I wanted to continue my education in a Masters program and knew an MFA was the best-likely fit for producing my own creative-writing projects. During my undergraduate education, my parents had generously contributed what they could afford and I’d gotten scholarships at the liberal-arts school I attended, both of which I appreciated. I’d taken out thousands of dollars of loans to cover the rest each year. So while the writing spirit was willing to apply to grad school, the bank account hovering just a notch above empty said, “Off to work with you, writer. Pronto!” An MFA was out of my reach before I found work and dug into paying back my BA student-loan debt.
Fast-forward six years. Six very slow years of bumps and rejections and U-turns.
The whole time, though, as I was tutoring high-schoolers, I was also writing stories on my laptop in my free time. As I was teaching summer camp, I was also writing poems in my lined notebooks. As I was paying back my loans, check by check, I was also sending those stories and poems to editors’ desks, now and again getting the coveted We’d be pleased to publish this if it’s still available that kept me going, that keeps any writer going.
So how did I know it was time to apply for the MFA? 1. I sent the final undergrad student-loan check. 2. I had gone as far as I could possibly go with my writing with what I knew already. To get to the next level of my craft, every fiber of my being knew I’d need some outsider, fellow-writer help.
There was a lot going for my writing, I knew, but there were also lots of blind corners I couldn’t see around. I didn’t know a lot about revising my own work or how to offer individualized, specific feedback of others’ work (graduate school would help a bunch there). I had very little insight into which parts of my own manuscripts were trimmable and which portions needed clarification (again, graduate school to the rescue!). And I didn’t know anyone at the time who had the same publishing goals that I had (ditto).
Off I hop-skip-jumped to the bank, sweatier this time, knowing just how long and painful the monetary pay-back would be. I signed on the line, borrowing more than double the amount I’d borrowed the first time, with a quickly-beating pulse.

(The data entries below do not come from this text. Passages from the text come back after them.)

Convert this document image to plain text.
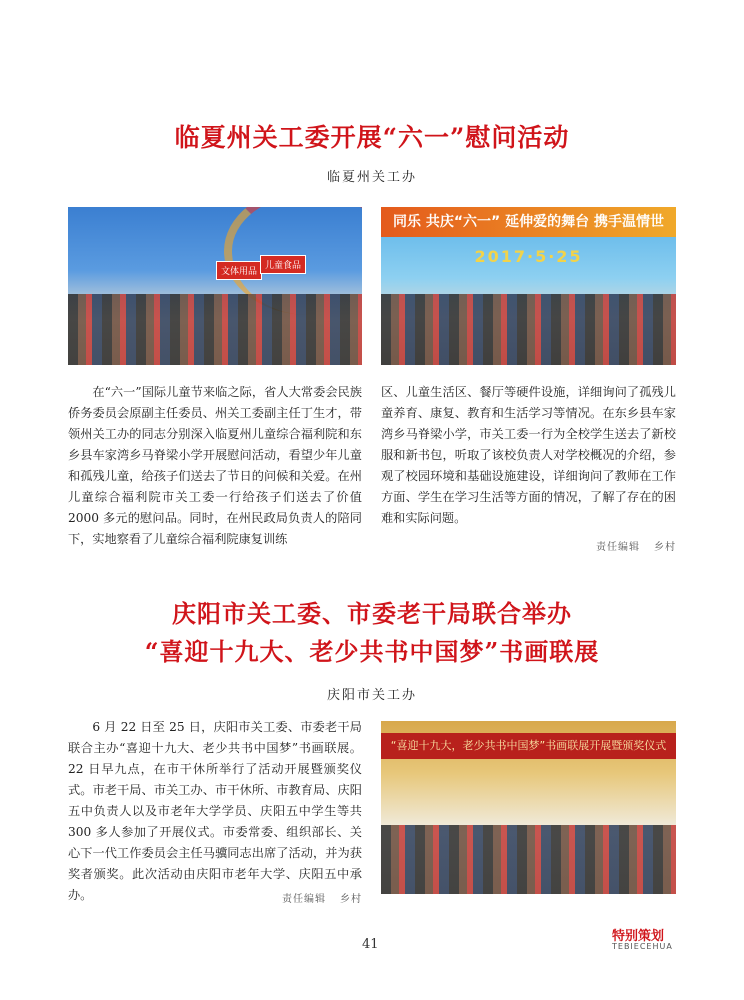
临夏州关工委开展“六一”慰问活动
临夏州关工办
文体用品
儿童食品
同乐 共庆“六一” 延伸爱的舞台 携手温情世
2017·5·25

在“六一”国际儿童节来临之际，省人大常委会民族侨务委员会原副主任委员、州关工委副主任丁生才，带领州关工办的同志分别深入临夏州儿童综合福利院和东乡县车家湾乡马脊梁小学开展慰问活动，看望少年儿童和孤残儿童，给孩子们送去了节日的问候和关爱。在州儿童综合福利院市关工委一行给孩子们送去了价值 2000 多元的慰问品。同时，在州民政局负责人的陪同下，实地察看了儿童综合福利院康复训练

区、儿童生活区、餐厅等硬件设施，详细询问了孤残儿童养育、康复、教育和生活学习等情况。在东乡县车家湾乡马脊梁小学，市关工委一行为全校学生送去了新校服和新书包，听取了该校负责人对学校概况的介绍，参观了校园环境和基础设施建设，详细询问了教师在工作方面、学生在学习生活等方面的情况，了解了存在的困难和实际问题。

责任编辑 乡村
庆阳市关工委、市委老干局联合举办
“喜迎十九大、老少共书中国梦”书画联展
庆阳市关工办

6 月 22 日至 25 日，庆阳市关工委、市委老干局联合主办“喜迎十九大、老少共书中国梦”书画联展。22 日早九点，在市干休所举行了活动开展暨颁奖仪式。市老干局、市关工办、市干休所、市教育局、庆阳五中负责人以及市老年大学学员、庆阳五中学生等共 300 多人参加了开展仪式。市委常委、组织部长、关心下一代工作委员会主任马骥同志出席了活动，并为获奖者颁奖。此次活动由庆阳市老年大学、庆阳五中承办。

“喜迎十九大，老少共书中国梦”书画联展开展暨颁奖仪式
责任编辑 乡村
41
特别策划
TEBIECEHUA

But here’s the thing: most of that pulse quickening was due to the excitement ahead of me in the program. Within five months of that day in the bank, I’d be back on track answering (as my friend had) the question I’d asked six years before.
I would return to school and graduate with my MFA 2.5 years later. To more debt, yes, but more importantly, to an enormous amount of knowledge about my writing practice, my editing skills, and my craft I couldn’t have gotten on my own.
I also accumulated pals on this same writing path who offer encouragement and honest feedback when we swap work from time to time. The experience of workshopping with motivated, engaged fellow writers who were at the same level in their writing careers was enlivening and taught me a lot, both about the kinds of feedback that works and the kinds that don’t for the development of my drafts.
I met diverse, cool writers, ages early twenties through their seventies, in my program—all of us with the same goals and passion for writing.
Yes, an MFA requires sacrifices of time, energy, and money. At the same time, an MFA (at least in my experience) delivers far more in knowledge, connections, camaraderie, practical skills, and self-reflection than I had anticipated during those six pre-MFA years.
I close with these questions: Have you gone as far with your writing as you can go on your own? Are you ready and excited to balance any possible cons for the pros of an MFA, such as steady support, pressure, and encouragement of a community of writers? If the answer to any of these questions is yes, then it’s worth at least looking into an MFA.